Late last week, a federal judge determined that accounting giant PricewaterhouseCoopers (PwC) was negligent in its auditing of Colonial Bank, the Alabama institution that failed in 2009 in the midst of the financial crisis. Colonial failed as a result of a $2 billion fraud orchestrated by Florida-based mortgage lender Taylor Bean & Whitaker, a major Colonial customer, which was cooking its books to cover for hundreds of millions in nonexistent mortgages. PwC would have uncovered the fraud at its inception if it had simply pulled individual mortgage documents to verify that Taylor Bean was actually putting up collateral for its loans.

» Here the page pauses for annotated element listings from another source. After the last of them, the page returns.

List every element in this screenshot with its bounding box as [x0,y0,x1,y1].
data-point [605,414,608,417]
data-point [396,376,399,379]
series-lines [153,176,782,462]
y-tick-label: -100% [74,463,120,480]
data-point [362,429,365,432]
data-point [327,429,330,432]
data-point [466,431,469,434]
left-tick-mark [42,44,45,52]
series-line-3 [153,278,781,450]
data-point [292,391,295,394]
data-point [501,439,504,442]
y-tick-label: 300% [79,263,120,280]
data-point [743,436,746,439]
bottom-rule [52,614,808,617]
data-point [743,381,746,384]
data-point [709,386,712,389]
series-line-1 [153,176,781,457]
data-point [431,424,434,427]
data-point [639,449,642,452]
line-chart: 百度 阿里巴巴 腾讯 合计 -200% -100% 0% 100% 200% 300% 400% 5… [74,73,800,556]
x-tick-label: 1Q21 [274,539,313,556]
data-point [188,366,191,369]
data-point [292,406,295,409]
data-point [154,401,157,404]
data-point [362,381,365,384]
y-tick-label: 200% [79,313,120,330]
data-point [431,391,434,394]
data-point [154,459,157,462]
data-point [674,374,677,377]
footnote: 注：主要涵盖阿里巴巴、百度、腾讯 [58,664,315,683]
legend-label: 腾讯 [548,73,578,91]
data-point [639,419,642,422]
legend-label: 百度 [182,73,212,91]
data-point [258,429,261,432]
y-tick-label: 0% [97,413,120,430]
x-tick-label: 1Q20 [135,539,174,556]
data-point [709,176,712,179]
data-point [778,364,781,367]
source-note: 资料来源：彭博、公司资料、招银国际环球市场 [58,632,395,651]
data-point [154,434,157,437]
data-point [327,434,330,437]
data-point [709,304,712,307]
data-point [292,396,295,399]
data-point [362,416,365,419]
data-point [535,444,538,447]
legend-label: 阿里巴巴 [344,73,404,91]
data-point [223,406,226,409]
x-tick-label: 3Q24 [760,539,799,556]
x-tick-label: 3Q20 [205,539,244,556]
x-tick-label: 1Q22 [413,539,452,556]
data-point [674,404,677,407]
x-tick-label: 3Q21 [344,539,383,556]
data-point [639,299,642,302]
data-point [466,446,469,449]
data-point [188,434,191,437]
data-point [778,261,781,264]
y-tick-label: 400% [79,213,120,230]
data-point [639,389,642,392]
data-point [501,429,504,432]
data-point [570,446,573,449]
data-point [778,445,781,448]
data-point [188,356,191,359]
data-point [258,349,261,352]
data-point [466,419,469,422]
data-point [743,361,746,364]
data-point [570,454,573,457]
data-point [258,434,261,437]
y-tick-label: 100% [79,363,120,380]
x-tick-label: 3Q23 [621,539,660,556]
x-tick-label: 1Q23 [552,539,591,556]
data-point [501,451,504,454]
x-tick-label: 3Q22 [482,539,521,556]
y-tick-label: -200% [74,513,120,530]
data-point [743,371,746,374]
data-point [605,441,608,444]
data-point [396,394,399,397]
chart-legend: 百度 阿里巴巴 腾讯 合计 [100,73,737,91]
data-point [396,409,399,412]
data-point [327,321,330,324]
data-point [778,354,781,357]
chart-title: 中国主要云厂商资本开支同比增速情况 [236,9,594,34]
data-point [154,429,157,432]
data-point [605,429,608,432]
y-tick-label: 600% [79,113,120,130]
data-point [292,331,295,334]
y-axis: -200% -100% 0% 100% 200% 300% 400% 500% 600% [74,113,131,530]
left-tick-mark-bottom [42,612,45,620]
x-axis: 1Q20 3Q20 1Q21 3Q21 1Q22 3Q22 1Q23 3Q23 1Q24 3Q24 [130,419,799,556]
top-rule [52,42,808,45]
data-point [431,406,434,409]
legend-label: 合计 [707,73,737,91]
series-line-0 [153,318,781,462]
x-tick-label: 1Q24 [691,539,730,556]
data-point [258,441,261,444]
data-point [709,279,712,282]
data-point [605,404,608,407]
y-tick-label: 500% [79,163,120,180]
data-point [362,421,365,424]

Instead, PwC assigned a college intern to audit the $589 million Colonial account.
The lawsuit against PwC was brought by the FDIC, which had to pay $2.8 billion to cover Colonial’s collapse. In her judgment, federal district court judge Barbara Jacobs Rothstein said PwC failed to perform adequate checks to determine that Colonial’s financial statements were fairly stated. Following the ruling, PwC noted that the judge rejected four of the five main claims made by the plaintiffs, and that numerous employees at the bank “actively and substantially interfered” with its audit.
This isn’t the first time that PwC has been forced to account for its auditing failures in connection with Colonial. In August of 2016, PwC settled a $5.5 billion lawsuit brought against it by Taylor Bean’s bankruptcy trustee. And, earlier that year, accounting firm Deloitte & Touche reached a settlement with Freddie Mac over similar allegations of gross negligence in connection with that firm’s audits of Taylor Bean.